The memory management and allocation for Records is the same as for the basic types (ie integer, double). That means that they are passed to methods by value (unless var is used). Also you don't need to Free records, and that's the reason they support operator overloading. But no inheritance or virtual methods etc. The new Records can have a constructor but it's use is kind of optional.
The main areas and criteria for using records:
when dealing with structs from the Win32 API
when the types don't have identity (because assignment means copying)
when the instances aren't too large (copying big records becomes expensive)

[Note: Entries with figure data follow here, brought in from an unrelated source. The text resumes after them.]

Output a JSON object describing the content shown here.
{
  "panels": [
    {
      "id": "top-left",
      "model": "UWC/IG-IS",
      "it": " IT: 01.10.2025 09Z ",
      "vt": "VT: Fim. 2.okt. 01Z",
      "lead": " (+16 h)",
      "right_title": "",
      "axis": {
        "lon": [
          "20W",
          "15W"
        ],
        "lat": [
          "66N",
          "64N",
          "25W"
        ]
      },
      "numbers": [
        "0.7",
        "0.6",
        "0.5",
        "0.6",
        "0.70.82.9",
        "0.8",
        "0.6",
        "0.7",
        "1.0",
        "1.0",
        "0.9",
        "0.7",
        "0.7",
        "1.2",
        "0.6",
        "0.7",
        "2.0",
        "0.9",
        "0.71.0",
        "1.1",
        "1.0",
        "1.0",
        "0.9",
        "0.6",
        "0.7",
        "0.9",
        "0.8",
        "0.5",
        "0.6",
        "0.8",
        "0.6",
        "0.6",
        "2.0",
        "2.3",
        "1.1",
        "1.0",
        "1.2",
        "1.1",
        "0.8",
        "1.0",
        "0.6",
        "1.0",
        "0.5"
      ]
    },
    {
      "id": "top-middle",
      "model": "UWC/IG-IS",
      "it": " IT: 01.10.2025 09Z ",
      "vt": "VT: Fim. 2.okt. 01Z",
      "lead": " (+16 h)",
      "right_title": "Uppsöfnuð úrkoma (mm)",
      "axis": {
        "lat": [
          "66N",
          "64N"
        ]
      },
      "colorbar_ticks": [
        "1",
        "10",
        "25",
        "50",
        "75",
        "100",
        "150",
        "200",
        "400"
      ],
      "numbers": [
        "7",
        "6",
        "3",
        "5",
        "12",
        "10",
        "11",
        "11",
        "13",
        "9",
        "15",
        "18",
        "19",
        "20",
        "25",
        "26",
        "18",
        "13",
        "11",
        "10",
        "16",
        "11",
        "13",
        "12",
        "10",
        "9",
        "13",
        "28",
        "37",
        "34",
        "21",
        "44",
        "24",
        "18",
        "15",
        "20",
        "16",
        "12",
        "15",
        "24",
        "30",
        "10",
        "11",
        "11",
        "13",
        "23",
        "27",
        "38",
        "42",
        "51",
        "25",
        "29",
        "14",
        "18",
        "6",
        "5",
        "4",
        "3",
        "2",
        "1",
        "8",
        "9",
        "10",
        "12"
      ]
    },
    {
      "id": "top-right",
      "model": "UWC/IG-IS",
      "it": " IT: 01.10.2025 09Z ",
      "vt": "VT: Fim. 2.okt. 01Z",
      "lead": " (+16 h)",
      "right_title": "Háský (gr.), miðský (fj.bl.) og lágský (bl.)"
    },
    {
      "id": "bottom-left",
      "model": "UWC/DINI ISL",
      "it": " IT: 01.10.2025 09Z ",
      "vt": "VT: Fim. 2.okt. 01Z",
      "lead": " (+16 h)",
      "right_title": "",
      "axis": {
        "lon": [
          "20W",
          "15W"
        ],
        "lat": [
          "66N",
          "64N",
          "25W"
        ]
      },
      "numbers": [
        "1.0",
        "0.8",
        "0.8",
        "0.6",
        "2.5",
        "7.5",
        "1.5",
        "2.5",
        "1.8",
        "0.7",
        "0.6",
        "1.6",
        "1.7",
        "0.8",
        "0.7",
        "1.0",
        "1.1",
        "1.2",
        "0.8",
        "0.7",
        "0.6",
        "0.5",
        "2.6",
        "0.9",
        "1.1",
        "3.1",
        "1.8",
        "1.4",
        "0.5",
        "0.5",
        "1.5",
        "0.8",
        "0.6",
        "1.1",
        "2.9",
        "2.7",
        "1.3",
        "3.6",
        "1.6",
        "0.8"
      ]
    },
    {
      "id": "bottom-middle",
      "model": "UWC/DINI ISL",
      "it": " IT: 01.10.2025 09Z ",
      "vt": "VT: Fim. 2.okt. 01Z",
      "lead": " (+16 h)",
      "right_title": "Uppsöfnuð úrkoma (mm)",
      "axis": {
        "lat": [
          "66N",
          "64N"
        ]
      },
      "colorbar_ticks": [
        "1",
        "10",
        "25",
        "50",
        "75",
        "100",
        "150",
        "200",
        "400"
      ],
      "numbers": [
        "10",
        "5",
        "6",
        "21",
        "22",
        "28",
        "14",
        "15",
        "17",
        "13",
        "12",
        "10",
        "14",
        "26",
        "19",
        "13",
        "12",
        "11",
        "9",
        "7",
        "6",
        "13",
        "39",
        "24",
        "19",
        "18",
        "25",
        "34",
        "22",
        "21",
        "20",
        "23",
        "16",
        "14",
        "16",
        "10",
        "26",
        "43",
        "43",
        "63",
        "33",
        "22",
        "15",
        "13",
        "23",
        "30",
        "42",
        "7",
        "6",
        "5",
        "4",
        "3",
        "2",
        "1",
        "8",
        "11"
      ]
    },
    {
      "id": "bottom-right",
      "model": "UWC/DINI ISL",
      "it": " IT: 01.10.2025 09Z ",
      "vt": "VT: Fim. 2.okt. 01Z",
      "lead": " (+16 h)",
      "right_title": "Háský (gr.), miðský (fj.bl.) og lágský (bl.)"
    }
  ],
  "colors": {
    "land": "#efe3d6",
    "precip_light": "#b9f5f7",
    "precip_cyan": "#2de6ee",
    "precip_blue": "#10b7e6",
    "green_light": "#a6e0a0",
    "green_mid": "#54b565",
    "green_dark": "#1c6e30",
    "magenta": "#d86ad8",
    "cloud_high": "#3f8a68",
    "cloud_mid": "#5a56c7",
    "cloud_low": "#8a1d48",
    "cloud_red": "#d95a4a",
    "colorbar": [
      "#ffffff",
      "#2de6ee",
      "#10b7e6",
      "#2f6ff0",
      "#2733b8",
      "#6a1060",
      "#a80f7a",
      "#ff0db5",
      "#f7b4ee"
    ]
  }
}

when building value types, whose behaviour should mimic the numerical types. Examples are DateTime, Complex Numbers, Vectors etc. And then operator overloading is a nice feature, but don't make that the deciding factor.
And efficiency-wise, don't overdo this:
for smaller types that you put in arrays often.
And finally, the rules for using a class or a records haven't really changed form the earlier versions of Delphi.
In addition to the other answers (operator overloading, lightweight value types), it's a good idea to make your enumerators records instead of classes. Since they're allocated on the stack, there's no need to construct and destruct them, which also removes the need for the hidden try..finally block that the compiler places around class-type enumerators.
See http://hallvards.blogspot.com/2007/10/more-fun-with-enumerators.html for more information.
You can use operator overloading (like implicit conversions). This you can do on Delphi 2007+ or 2006.NET on objects too, but only on these records on 2006 win32.